Despite being contrary to good patient care and existing clinical and forensic practice guidelines, some therapists nevertheless engage in dual clinical and forensic roles. Perhaps because an injured litigant seeking treatment is required to engage in 2 distinct roles (litigant and patient), care providers may be tempted to meet both sets of that person's needs. Through the presentation of 10 principles that underlie why combining these roles is conflicting and problematical, the authors stress the importance of avoiding such conflicts, avoiding the threat to the efficacy of therapy, avoiding the threat to the accuracy of judicial determinations, and avoiding deception when providing testimony. With increasing frequency, psychologists, psychiatrists, and other mental health professionals are participating as forensic experts in litigation on behalf of their patients. Factors such as tightened insurance reimbursement rules, a growing market for forensic mental health professionals, and zealous patient advocacy by therapists have combined to induce many therapists, including those who once zealously avoided the judicial system, to appear, often willingly, as forensic expert witnesses on behalf of their patients. Although therapists’ concerns for their patients and for their own employment is understandable, this practice constitutes engaging in dual-role relationships and often leads to bad results for patients, courts, and clinicians.

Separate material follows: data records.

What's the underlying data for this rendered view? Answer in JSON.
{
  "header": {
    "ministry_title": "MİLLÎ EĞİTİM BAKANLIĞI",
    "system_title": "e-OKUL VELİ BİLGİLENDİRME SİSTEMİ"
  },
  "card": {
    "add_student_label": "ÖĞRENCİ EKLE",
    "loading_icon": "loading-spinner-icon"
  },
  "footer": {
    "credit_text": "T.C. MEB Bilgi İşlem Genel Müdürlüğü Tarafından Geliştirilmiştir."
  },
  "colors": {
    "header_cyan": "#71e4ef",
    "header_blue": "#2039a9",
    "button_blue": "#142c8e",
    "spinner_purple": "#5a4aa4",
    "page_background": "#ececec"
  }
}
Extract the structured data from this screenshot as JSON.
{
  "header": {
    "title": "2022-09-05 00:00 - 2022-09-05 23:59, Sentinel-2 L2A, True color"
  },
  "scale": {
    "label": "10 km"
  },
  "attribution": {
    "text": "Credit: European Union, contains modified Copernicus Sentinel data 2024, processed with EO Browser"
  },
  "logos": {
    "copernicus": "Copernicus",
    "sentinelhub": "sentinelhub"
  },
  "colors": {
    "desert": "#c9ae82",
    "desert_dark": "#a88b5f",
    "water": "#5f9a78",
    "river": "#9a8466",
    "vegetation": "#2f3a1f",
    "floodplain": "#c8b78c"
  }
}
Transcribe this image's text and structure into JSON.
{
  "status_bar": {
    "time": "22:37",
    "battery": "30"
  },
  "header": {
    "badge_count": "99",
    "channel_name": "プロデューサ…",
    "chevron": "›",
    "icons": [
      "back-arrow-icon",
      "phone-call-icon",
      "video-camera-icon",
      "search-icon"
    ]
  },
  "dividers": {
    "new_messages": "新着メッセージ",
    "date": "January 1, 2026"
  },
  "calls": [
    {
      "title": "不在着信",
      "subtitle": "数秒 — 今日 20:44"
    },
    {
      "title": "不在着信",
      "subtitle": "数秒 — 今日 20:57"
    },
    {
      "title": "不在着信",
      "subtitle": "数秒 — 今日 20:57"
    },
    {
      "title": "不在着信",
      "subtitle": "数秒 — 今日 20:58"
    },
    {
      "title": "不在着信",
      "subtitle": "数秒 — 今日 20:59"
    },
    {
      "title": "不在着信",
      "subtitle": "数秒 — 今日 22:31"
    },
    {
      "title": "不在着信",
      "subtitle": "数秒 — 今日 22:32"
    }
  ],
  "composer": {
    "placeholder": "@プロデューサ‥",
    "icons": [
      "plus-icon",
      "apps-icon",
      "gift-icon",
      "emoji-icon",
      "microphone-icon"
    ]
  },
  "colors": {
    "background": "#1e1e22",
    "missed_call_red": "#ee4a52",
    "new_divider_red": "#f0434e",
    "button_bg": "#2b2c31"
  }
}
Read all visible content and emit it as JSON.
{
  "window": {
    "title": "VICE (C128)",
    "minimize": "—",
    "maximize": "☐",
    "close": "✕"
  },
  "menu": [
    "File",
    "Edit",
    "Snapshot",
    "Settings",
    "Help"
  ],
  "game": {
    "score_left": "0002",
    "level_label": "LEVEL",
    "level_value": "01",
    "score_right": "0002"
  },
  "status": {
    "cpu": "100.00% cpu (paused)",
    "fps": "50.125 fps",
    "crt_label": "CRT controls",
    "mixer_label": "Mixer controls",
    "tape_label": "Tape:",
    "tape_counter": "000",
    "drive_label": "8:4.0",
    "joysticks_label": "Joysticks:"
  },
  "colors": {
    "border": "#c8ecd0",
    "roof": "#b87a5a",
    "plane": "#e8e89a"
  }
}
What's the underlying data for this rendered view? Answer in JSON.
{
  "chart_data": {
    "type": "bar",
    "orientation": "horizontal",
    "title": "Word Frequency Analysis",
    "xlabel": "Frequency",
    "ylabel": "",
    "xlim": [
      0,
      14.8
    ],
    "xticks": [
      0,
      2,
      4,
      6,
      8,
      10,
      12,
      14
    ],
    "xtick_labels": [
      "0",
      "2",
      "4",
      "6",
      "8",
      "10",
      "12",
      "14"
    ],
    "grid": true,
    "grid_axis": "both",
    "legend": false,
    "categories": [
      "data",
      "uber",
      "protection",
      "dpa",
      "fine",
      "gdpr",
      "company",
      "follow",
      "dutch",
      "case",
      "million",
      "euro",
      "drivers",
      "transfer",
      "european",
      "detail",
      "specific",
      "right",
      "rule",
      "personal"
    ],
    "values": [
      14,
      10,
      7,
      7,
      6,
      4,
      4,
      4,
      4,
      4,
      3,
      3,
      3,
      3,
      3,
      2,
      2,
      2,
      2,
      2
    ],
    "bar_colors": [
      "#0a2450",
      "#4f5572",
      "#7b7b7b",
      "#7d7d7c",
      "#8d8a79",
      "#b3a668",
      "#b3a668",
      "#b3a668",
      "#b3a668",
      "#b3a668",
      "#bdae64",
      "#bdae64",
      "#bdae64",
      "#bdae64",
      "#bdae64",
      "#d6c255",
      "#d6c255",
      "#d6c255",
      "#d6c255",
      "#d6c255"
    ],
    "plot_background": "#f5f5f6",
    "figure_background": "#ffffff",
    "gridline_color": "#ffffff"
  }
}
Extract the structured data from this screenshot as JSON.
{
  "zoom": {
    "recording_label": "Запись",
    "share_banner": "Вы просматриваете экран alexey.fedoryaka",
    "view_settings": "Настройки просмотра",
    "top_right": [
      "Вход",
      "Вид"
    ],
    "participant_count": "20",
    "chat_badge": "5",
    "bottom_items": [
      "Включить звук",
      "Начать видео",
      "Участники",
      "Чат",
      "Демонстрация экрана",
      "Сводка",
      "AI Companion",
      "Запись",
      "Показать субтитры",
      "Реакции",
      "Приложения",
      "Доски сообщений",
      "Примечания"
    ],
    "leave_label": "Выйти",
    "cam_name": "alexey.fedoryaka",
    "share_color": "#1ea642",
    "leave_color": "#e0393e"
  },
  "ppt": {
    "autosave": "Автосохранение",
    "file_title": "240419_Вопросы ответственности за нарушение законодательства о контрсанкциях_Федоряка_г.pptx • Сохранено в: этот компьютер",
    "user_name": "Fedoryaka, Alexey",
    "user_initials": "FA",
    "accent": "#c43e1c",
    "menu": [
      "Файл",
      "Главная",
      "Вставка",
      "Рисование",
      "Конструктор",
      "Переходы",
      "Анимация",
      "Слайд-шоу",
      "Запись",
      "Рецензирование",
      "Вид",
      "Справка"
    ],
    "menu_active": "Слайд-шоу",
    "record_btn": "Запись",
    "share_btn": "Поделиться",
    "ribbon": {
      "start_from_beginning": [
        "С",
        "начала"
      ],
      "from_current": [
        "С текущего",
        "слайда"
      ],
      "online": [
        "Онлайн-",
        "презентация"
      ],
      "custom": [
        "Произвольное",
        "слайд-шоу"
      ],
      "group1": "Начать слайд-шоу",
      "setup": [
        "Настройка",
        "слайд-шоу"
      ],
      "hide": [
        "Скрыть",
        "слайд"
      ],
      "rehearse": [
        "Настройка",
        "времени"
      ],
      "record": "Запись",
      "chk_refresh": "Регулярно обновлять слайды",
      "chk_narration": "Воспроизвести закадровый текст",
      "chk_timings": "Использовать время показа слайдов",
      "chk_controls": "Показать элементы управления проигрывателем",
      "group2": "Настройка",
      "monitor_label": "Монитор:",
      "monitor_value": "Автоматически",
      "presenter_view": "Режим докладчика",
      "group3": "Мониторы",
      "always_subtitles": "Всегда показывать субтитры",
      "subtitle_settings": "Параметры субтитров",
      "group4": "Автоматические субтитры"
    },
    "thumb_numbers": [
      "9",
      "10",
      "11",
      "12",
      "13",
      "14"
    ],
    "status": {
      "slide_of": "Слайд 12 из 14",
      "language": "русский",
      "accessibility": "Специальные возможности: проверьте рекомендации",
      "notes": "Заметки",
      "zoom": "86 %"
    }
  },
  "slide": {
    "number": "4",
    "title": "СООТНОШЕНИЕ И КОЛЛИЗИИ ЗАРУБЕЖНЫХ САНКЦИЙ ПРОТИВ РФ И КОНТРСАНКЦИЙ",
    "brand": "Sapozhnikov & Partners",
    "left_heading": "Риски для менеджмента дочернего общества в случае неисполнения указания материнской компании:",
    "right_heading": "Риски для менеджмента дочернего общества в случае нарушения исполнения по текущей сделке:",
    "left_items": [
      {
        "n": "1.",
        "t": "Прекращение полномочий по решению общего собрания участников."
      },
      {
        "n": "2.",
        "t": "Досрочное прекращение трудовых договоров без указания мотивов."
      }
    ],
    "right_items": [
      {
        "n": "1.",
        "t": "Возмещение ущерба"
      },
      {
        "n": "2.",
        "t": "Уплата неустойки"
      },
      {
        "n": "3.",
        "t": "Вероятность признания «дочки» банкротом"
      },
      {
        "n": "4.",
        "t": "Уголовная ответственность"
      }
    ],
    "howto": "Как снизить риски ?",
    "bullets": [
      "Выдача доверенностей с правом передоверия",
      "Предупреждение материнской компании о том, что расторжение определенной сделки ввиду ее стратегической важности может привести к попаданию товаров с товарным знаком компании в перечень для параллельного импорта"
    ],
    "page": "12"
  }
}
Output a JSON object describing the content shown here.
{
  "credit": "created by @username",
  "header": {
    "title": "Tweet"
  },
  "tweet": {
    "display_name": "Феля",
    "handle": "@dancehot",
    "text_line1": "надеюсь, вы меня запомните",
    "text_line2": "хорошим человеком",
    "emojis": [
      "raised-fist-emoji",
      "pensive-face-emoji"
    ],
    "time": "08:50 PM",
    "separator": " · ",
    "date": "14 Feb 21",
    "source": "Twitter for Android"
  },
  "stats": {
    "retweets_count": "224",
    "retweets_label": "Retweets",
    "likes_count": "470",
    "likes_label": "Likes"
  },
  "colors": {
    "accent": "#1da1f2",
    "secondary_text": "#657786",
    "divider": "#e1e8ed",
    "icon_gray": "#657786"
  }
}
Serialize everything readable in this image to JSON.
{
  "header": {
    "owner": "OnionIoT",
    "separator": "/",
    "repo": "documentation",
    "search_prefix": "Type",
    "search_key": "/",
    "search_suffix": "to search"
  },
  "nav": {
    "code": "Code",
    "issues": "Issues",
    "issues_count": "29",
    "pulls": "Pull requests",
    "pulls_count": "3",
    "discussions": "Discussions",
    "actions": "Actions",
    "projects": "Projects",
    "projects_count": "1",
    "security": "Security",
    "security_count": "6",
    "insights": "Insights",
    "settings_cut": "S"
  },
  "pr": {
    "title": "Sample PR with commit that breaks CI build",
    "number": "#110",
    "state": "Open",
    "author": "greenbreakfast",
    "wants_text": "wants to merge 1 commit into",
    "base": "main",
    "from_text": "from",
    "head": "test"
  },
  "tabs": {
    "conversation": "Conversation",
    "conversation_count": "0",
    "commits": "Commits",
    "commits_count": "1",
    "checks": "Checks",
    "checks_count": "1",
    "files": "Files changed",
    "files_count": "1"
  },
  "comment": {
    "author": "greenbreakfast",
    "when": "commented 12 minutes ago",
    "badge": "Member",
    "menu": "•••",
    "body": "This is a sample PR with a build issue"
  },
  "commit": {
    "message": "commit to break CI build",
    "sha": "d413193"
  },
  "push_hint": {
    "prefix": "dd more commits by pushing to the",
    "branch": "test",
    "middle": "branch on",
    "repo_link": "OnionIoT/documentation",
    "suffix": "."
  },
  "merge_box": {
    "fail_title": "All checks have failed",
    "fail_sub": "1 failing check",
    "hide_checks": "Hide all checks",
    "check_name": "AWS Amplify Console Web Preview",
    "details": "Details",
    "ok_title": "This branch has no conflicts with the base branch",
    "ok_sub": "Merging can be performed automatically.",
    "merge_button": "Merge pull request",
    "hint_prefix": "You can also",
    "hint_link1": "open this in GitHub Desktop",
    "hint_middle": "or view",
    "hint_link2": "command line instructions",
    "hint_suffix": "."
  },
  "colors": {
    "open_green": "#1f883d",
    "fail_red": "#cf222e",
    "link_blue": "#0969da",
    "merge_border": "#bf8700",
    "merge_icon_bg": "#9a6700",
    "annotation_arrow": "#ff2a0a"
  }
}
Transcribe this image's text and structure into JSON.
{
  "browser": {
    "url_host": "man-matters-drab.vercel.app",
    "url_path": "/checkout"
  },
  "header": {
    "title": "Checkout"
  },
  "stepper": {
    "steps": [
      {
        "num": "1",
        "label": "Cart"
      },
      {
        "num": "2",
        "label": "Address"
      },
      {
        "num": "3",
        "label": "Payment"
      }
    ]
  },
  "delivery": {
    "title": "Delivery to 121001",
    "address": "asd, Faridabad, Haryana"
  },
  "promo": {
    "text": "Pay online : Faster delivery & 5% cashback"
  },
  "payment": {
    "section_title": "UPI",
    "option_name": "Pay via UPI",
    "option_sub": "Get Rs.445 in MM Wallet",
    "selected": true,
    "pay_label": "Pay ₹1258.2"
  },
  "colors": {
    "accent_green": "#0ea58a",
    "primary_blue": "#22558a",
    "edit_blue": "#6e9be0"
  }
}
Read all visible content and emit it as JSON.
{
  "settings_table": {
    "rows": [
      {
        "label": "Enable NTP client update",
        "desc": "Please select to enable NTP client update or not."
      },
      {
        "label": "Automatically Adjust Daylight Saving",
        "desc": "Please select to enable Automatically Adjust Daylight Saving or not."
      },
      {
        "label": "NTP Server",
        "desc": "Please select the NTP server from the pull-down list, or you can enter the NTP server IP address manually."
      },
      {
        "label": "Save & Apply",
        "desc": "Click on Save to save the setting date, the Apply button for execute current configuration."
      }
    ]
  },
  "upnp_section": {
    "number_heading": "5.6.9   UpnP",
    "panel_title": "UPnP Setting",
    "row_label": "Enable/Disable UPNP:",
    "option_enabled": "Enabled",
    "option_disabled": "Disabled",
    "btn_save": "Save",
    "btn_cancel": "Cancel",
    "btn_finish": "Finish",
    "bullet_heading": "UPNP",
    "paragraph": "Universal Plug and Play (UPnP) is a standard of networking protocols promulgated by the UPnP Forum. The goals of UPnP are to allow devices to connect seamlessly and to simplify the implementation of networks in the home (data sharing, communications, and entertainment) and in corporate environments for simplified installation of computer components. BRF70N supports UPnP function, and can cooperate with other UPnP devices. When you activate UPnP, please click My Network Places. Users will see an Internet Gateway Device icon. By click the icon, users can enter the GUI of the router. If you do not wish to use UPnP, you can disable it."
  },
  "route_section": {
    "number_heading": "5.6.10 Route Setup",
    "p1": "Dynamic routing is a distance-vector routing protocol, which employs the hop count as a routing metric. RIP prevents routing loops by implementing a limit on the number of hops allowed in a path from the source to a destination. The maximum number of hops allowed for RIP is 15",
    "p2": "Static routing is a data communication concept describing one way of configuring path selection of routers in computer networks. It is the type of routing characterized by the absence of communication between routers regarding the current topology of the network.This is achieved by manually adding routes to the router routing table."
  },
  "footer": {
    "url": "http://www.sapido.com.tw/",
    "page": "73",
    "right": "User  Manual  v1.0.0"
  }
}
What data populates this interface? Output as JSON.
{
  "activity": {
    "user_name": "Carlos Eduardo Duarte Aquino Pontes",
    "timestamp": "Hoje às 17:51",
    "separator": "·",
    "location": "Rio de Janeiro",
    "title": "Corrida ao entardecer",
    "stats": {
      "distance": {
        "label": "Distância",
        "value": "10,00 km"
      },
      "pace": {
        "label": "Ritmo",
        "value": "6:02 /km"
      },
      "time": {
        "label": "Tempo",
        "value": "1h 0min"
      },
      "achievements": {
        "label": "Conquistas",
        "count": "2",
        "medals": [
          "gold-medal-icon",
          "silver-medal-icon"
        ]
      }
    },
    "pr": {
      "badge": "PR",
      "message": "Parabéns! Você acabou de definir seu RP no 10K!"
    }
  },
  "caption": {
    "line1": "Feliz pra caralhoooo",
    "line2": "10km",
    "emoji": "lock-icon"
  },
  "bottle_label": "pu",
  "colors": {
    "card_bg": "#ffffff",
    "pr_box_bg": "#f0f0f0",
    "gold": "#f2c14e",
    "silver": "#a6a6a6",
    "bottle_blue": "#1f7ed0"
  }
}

Although there are explicit ethical precepts about psychologists and psychiatrists engaging in these conflicting roles, they have not eliminated this conduct. One important factor contributing to this continued conduct is that psychologists and psychiatrists have not understood why these ethical precepts exist and how they affect the behavior of even the most competent therapists. When the reasons for the ethical precepts are understood, it is clear why no psychologist, psychiatrist, or other mental health professional is immune from the concerns that underlie them.